Gerade Deutschland ist bei seinen Lieferketten in hohem Maß auf Ökosysteme und Naturprodukte aus anderen Weltgegenden angewiesen. „Bei Kaffee, Kakao, Früchten und Nüssen ist das noch ziemlich offensichtlich“, sagt Spohn, „aber das gilt auch für viele Gewürze, Naturkautschuk, Baumwolle, Holz und verschiedene Mineralien.“ Vieles davon wird in Deutschland weiterverarbeitet oder veredelt und schafft neben Versorgungssicherheit auch Arbeitsplätze. Umgekehrt sieht das Weltwirtschaftsforum mehr als die Hälfte der weltweiten Wirtschaftsleistung durch den Niedergang der Natur gefährdet. Die Weltbank hat errechnet, dass ab 2030 etwa 2,7 Billionen US-Dollar pro Jahr an globaler Wertschöpfung durch Biodiversitätsschwund verloren gehen. Schon aus Eigeninteresse sollten deshalb auch Naturräume und Ökosystemleistungen wie Bestäubung in fernen Ländern intakt bleiben und entsprechend von Deutschland gefördert werden.

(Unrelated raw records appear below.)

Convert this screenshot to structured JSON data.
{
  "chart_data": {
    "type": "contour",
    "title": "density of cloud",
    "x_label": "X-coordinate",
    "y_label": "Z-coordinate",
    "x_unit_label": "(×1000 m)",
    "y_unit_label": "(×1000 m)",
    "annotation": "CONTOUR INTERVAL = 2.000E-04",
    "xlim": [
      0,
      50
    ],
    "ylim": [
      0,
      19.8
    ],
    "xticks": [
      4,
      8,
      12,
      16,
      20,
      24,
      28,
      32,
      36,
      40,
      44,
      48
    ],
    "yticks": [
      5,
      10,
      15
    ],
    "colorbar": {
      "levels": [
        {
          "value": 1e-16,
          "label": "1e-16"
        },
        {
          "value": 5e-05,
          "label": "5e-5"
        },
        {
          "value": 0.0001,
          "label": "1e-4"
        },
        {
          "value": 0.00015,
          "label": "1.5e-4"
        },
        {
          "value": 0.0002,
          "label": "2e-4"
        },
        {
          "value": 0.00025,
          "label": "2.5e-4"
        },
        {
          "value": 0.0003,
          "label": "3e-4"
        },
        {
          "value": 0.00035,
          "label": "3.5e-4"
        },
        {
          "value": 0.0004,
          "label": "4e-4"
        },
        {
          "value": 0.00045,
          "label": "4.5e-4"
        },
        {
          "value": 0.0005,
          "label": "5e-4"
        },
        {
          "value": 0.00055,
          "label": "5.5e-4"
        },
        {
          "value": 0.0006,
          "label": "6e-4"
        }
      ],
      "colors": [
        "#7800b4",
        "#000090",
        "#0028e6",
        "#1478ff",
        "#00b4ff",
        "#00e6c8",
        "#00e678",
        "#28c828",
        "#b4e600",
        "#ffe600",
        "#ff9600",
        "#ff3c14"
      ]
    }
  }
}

Mit dem „Global Biodiversity Framework “ haben sich im Jahr 2022 die 196 Vertragsparteien der Biodiversitätskonvention 23 neue, konkrete Ziele gesetzt. Dieser Rahmen wurde unlängst bei der Vertragsstaatenkonferenz (COP) 16 in Cali und Rom durch weitere zentrale Beschlüsse verstärkt. „Das alles sind Meilensteine im internationalen Biodiversitätserhalt; wichtig ist nun, diese Entscheidungen auch tatkräftig umzusetzen.“

Deutschland, bisher mit Frankreich, der EU und den USA ein großer Geldgeber in Sachen Biodiversität, hat wie so viele Staaten derzeit ebenfalls mit Budgetrestriktionen zu kämpfen. Umso erfreulicher ist es laut Spohn, dass sich im Koalitionsvertrag folgender Satz findet: „Den internationalen Biodiversitätsschutz werden wir fortführen“, auch wenn noch unklar ist, was das genau bedeutet. Dem Thema weniger Wert als bisher beizumessen, wäre auf lange Sicht fatal, meint Spohn: „für unser Klima, aber auch unsere Wirtschaft und unseren Wohlstand“.